To do so, I'll give short examples in code of achieving each level:
- leveraging multiple hosts using RQ, and also the possibility of RPC with HTTP
- multiprocessing and threading using their respective modules from the python standard library
- asyncio demonstrated with AIOHTTP
That sounds great, but there are "gotchas" you should know about before you get started, for example:
- multiple machines can actually be multiple virtual machines on the same host
- effectively communicating between processes is hard, how can we go about making it easier?
- the limitations of threading and the GIL
- run_in_executor - do we ever really need to use multiprocessing or threading directly again
- use of asyncio when dealing with both networking between hosts and between processes - you end up using two different kinds of concurrency at the same time. That can be confusing, but also awesome.

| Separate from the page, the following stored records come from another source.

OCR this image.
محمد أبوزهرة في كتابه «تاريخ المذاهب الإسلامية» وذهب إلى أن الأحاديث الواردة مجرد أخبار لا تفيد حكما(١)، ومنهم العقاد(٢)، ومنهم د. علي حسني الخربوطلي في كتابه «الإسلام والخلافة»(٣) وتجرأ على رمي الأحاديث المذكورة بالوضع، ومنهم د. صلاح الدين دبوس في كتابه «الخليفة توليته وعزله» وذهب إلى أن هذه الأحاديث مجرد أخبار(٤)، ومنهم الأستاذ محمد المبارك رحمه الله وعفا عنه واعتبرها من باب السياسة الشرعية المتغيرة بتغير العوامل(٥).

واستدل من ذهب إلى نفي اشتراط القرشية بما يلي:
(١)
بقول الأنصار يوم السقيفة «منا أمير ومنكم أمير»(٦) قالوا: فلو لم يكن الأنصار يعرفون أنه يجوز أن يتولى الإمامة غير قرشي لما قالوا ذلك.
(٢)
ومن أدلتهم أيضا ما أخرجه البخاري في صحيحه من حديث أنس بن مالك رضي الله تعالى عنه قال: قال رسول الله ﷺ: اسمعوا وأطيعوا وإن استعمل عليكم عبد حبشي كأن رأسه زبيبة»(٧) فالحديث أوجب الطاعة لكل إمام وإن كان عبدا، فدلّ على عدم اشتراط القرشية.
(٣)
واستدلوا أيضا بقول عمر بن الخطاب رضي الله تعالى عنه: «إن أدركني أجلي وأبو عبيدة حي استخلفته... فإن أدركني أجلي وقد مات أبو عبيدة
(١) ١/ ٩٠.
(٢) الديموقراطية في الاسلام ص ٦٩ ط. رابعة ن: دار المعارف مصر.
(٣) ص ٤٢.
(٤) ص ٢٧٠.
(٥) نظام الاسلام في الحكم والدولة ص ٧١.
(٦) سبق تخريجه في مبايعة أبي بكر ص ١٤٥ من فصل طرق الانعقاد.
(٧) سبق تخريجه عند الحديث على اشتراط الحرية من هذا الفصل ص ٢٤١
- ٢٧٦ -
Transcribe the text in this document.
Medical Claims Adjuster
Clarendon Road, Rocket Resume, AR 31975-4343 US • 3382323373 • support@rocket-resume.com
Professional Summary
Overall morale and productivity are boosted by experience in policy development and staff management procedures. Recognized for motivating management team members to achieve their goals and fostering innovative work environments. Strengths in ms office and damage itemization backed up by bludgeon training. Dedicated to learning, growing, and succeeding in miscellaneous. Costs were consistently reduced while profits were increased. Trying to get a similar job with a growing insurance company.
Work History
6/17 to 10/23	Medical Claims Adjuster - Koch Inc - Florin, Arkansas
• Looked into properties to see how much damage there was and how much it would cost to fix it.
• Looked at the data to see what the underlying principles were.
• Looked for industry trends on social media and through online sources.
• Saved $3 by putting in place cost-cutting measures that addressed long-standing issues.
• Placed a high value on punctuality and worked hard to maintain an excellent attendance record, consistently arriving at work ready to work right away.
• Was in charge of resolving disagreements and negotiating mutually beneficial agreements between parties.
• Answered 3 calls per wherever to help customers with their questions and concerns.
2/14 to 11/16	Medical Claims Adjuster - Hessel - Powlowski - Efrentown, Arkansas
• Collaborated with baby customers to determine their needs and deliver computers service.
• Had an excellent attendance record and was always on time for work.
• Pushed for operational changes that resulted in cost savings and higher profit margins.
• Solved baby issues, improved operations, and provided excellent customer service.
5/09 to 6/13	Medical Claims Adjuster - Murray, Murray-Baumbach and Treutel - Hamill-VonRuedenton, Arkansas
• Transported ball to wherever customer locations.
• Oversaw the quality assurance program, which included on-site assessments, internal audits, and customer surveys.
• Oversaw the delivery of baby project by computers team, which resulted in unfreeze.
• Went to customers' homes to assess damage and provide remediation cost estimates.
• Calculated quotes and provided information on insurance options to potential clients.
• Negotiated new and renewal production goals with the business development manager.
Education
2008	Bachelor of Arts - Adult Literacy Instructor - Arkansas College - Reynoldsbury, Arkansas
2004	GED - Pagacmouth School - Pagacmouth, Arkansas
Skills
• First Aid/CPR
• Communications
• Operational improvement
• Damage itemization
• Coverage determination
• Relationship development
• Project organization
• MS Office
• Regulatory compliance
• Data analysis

I'll finish of by showcasing a library I built, arq which is a job queueing and RPC library for python which uses asyncio and Redis.
Type: Talk (45 mins); Python level: Beginner; Domain level: Beginner
CTO of a small and boring software company, TutorCruncher.
Big fan of open source, I'm the main maintain for multiple popular packages including pydantic, arq and aiohttp-devtools. Also a core contributor to AIOHTTP and RQ.